Gene driver for breast cancer discovered

A rare but hard-to-treat form of breast cancer is driven by a newly discovered gene, researchers have found.

ZNF703 is the first oncogene to be discovered in five years, and it could lead to more effective treatments down the road, Cancer Research UK said.

Oncogenes tell healthy cells to divide when needed. But in tumours, they are overactive and the cancer multiply unstoppably. The oncogene act like a stuck accelerator that leads a car to speed out of control.

In Friday’s online issue of the journal EMBO Molecular Medicine, scientists from Cancer Research UK’s Cambridge Research Institute and the British Columbia Cancer Agency in Vancouver said evidence strongly suggests ZNF703 is a new oncogene.

To come to that conclusion, they tested gene activity in 1,172 breast tumour samples that were estrogen receptor-positive.

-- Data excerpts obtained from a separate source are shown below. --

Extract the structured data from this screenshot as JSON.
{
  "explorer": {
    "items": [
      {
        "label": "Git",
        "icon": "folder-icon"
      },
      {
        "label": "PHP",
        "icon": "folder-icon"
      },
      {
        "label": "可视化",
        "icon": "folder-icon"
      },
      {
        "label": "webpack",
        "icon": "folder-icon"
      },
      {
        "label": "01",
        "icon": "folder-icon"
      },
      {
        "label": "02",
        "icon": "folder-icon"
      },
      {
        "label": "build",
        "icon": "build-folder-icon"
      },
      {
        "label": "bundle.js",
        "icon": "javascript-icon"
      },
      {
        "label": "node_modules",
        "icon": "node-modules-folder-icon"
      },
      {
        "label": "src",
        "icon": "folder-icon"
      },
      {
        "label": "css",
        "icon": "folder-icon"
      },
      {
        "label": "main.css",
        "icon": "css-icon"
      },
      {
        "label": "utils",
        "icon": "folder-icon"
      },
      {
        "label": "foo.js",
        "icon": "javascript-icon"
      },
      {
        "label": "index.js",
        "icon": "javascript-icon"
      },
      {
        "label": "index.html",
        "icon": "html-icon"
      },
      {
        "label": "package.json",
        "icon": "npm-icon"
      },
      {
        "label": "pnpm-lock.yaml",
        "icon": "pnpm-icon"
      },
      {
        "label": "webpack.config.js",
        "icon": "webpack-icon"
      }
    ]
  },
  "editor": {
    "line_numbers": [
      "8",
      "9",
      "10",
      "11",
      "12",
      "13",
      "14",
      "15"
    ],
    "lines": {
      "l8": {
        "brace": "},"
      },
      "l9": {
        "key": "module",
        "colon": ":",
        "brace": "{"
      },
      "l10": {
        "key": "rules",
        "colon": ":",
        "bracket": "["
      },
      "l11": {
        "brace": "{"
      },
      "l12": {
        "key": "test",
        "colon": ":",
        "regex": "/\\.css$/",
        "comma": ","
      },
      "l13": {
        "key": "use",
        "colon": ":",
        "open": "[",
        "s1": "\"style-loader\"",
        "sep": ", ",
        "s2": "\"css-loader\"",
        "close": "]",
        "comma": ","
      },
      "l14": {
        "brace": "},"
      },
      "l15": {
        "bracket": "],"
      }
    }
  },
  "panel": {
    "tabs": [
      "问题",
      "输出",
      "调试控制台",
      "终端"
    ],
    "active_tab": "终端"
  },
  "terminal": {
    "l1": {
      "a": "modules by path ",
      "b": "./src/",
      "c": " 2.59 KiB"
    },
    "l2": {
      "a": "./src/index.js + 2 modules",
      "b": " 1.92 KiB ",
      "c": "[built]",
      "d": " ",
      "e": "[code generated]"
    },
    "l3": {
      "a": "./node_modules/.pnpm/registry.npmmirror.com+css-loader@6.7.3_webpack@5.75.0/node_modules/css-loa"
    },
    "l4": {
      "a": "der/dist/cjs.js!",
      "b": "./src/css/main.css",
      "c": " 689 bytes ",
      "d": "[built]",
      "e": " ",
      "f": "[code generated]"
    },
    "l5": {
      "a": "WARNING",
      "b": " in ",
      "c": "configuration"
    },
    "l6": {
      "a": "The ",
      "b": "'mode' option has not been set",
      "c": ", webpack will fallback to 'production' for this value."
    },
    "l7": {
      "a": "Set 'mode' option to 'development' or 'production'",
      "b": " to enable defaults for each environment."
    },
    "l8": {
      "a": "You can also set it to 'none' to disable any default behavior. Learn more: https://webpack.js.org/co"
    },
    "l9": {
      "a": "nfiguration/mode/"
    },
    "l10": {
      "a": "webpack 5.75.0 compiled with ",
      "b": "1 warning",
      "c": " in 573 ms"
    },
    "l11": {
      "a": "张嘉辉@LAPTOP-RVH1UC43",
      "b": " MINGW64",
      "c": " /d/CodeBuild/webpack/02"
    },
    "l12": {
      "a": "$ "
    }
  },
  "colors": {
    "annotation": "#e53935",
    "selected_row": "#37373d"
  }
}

Testing whether the gene is overactive in a tumour could help highlight those more likely to resist standard treatments, said the study’s senior author, Prof. Carlos Caldas, of the Cambridge Research Institute.
ZNF703 is overactive in around one in 12 breast cancers, Caldas noted.

The oncogene acts in the opposite way to better known cancer genes like BRCA1 and 2 that are tumour suppressor genes.

Tumour suppressor genes act like brakes to prevent a cell from multiplying out of control. But when these genes are missing, it is as if a car’s brakes were cut.